By Daniel Hunter
Britain’s female workforce is craving inspiration in the workplace to empower them to break away from traditional expectations, according to new a new study on flexible working released by O2.
As the role of women in the workplace becomes increasingly more prominent, the research reveals differences in the way that men and women like to work and the things that motivate them when it comes to job satisfaction and well-being.
Women want to be inspired by their environment and leaders, rating an inspiring working environment and clear leadership as more important than traditional benefits, such as healthcare or a pension — compared to men, who place more importance on these.
Women also want their bosses to do more to empower them in new ways of working. More than half say that their boss should make it clear that working flexibly won’t have a detrimental effect on their career (56%) and make them feel more trusted to work from home (52%), compared to less than half of men who say the same.
The study also revealed that it’s currently men who are blazing the flexi-working trail. 30% more men than women say they work outside of the usual nine to five and one fifth more men regularly work from home or ‘on the go’ during the day.

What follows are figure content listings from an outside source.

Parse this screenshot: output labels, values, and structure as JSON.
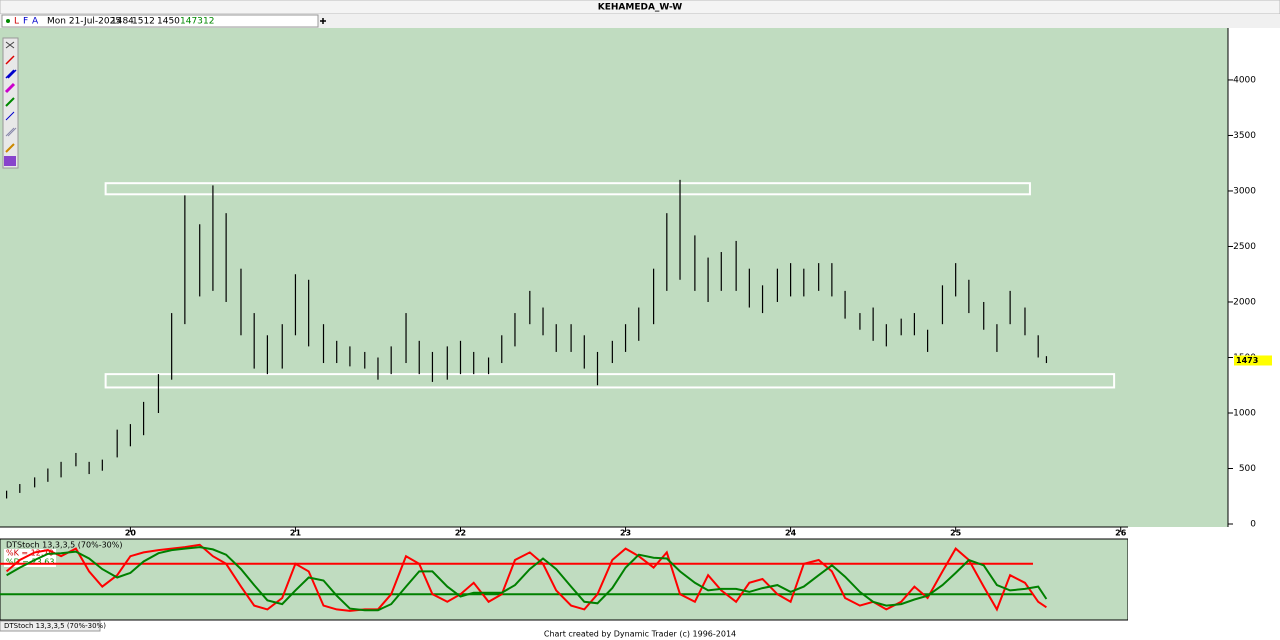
{
  "window_title": "KEHAMEDA_W-W",
  "toolbar": {
    "icons": [
      "L",
      "F",
      "A"
    ],
    "date": "Mon 21-Jul-2025",
    "open": 1484,
    "high": 1512,
    "low": 1450,
    "close": 1473,
    "bars": 12
  },
  "footer": "Chart created by Dynamic Trader  (c)  1996-2014",
  "tab": "DTStoch 13,3,3,5 (70%-30%)",
  "chart_data": [
    {
      "type": "hlbar",
      "color": "#000000",
      "x": [
        19.25,
        19.33,
        19.42,
        19.5,
        19.58,
        19.67,
        19.75,
        19.83,
        19.92,
        20,
        20.08,
        20.17,
        20.25,
        20.33,
        20.42,
        20.5,
        20.58,
        20.67,
        20.75,
        20.83,
        20.92,
        21,
        21.08,
        21.17,
        21.25,
        21.33,
        21.42,
        21.5,
        21.58,
        21.67,
        21.75,
        21.83,
        21.92,
        22,
        22.08,
        22.17,
        22.25,
        22.33,
        22.42,
        22.5,
        22.58,
        22.67,
        22.75,
        22.83,
        22.92,
        23,
        23.08,
        23.17,
        23.25,
        23.33,
        23.42,
        23.5,
        23.58,
        23.67,
        23.75,
        23.83,
        23.92,
        24,
        24.08,
        24.17,
        24.25,
        24.33,
        24.42,
        24.5,
        24.58,
        24.67,
        24.75,
        24.83,
        24.92,
        25,
        25.08,
        25.17,
        25.25,
        25.33,
        25.42,
        25.5,
        25.55
      ],
      "series": [
        {
          "name": "High",
          "values": [
            300,
            360,
            420,
            500,
            560,
            640,
            560,
            580,
            850,
            900,
            1100,
            1350,
            1900,
            2960,
            2700,
            3050,
            2800,
            2300,
            1900,
            1700,
            1800,
            2250,
            2200,
            1800,
            1650,
            1600,
            1550,
            1500,
            1600,
            1900,
            1650,
            1550,
            1600,
            1650,
            1550,
            1500,
            1700,
            1900,
            2100,
            1950,
            1800,
            1800,
            1700,
            1550,
            1650,
            1800,
            1950,
            2300,
            2800,
            3100,
            2600,
            2400,
            2450,
            2550,
            2300,
            2150,
            2300,
            2350,
            2300,
            2350,
            2350,
            2100,
            1900,
            1950,
            1800,
            1850,
            1900,
            1750,
            2150,
            2350,
            2200,
            2000,
            1800,
            2100,
            1950,
            1700,
            1512
          ]
        },
        {
          "name": "Low",
          "values": [
            230,
            280,
            330,
            380,
            420,
            520,
            450,
            480,
            600,
            700,
            800,
            1000,
            1300,
            1800,
            2050,
            2100,
            2000,
            1700,
            1400,
            1350,
            1400,
            1700,
            1600,
            1450,
            1450,
            1420,
            1400,
            1300,
            1350,
            1450,
            1350,
            1280,
            1300,
            1350,
            1350,
            1350,
            1450,
            1600,
            1800,
            1700,
            1550,
            1550,
            1400,
            1250,
            1450,
            1550,
            1650,
            1800,
            2100,
            2200,
            2100,
            2000,
            2100,
            2100,
            1950,
            1900,
            2000,
            2050,
            2050,
            2100,
            2050,
            1850,
            1750,
            1650,
            1600,
            1700,
            1700,
            1550,
            1800,
            2050,
            1900,
            1750,
            1550,
            1800,
            1700,
            1500,
            1450
          ]
        }
      ],
      "zones": [
        {
          "x0": 19.85,
          "x1": 25.45,
          "y0": 2970,
          "y1": 3070
        },
        {
          "x0": 19.85,
          "x1": 25.96,
          "y0": 1230,
          "y1": 1350
        }
      ],
      "last_price": 1473,
      "xlim": [
        19.21,
        26.65
      ],
      "xticks": [
        20,
        21,
        22,
        23,
        24,
        25,
        26
      ],
      "xtick_labels": [
        "20",
        "21",
        "22",
        "23",
        "24",
        "25",
        "26"
      ],
      "ylim": [
        -27,
        4468
      ],
      "yticks": [
        0,
        500,
        1000,
        1500,
        2000,
        2500,
        3000,
        3500,
        4000
      ]
    },
    {
      "type": "line",
      "title": "DTStoch 13,3,3,5 (70%-30%)",
      "k_label": "%K = 12.70",
      "d_label": "%D = 23.63",
      "x": [
        19.25,
        19.33,
        19.42,
        19.5,
        19.58,
        19.67,
        19.75,
        19.83,
        19.92,
        20,
        20.08,
        20.17,
        20.25,
        20.33,
        20.42,
        20.5,
        20.58,
        20.67,
        20.75,
        20.83,
        20.92,
        21,
        21.08,
        21.17,
        21.25,
        21.33,
        21.42,
        21.5,
        21.58,
        21.67,
        21.75,
        21.83,
        21.92,
        22,
        22.08,
        22.17,
        22.25,
        22.33,
        22.42,
        22.5,
        22.58,
        22.67,
        22.75,
        22.83,
        22.92,
        23,
        23.08,
        23.17,
        23.25,
        23.33,
        23.42,
        23.5,
        23.58,
        23.67,
        23.75,
        23.83,
        23.92,
        24,
        24.08,
        24.17,
        24.25,
        24.33,
        24.42,
        24.5,
        24.58,
        24.67,
        24.75,
        24.83,
        24.92,
        25,
        25.08,
        25.17,
        25.25,
        25.33,
        25.42,
        25.5,
        25.55
      ],
      "series": [
        {
          "name": "%K",
          "color": "#ff0000",
          "values": [
            60,
            75,
            85,
            88,
            80,
            90,
            60,
            40,
            55,
            80,
            85,
            88,
            90,
            92,
            95,
            80,
            70,
            40,
            15,
            10,
            25,
            70,
            60,
            15,
            10,
            8,
            10,
            10,
            30,
            80,
            70,
            30,
            20,
            30,
            45,
            20,
            30,
            75,
            85,
            70,
            35,
            15,
            10,
            30,
            75,
            90,
            80,
            65,
            85,
            30,
            20,
            55,
            35,
            20,
            45,
            50,
            30,
            20,
            70,
            75,
            60,
            25,
            15,
            20,
            10,
            20,
            40,
            25,
            60,
            90,
            75,
            40,
            10,
            55,
            45,
            20,
            12.7
          ]
        },
        {
          "name": "%D",
          "color": "#008000",
          "values": [
            55,
            65,
            75,
            83,
            84,
            86,
            77,
            63,
            52,
            58,
            73,
            84,
            88,
            90,
            92,
            89,
            82,
            63,
            42,
            22,
            17,
            35,
            52,
            48,
            28,
            11,
            9,
            9,
            17,
            40,
            60,
            60,
            40,
            27,
            32,
            32,
            32,
            42,
            63,
            77,
            63,
            40,
            20,
            18,
            38,
            65,
            82,
            78,
            77,
            60,
            45,
            35,
            37,
            37,
            33,
            38,
            42,
            33,
            40,
            55,
            68,
            53,
            33,
            20,
            15,
            17,
            23,
            28,
            42,
            58,
            75,
            68,
            42,
            35,
            37,
            40,
            23.63
          ]
        }
      ],
      "levels": [
        {
          "value": 70,
          "color": "#ff0000"
        },
        {
          "value": 30,
          "color": "#008000"
        }
      ],
      "xlim": [
        19.21,
        26.65
      ],
      "ylim": [
        0,
        100
      ]
    }
  ]
}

Despite their differences, both men and women ranked a positive flexible working policy in the top three most important factors to job satisfaction and well-being, reminding businesses of the importance of supporting policies that allow staff to shape their own definition of the working day.
“The digital world offers huge opportunity to suit the demands of different people in the workforce — whether through flexible working policies that empower staff to shape their own working day, to creating an inspiring workplace that breaks down barriers across teams," Ben Dowd, O2 Business Director, commented.
"To create a truly flexible working culture, actions speak louder than words — and employers must lead by example to ensure that every member of staff feels empowered to shape their own definition of the 9 to 5.”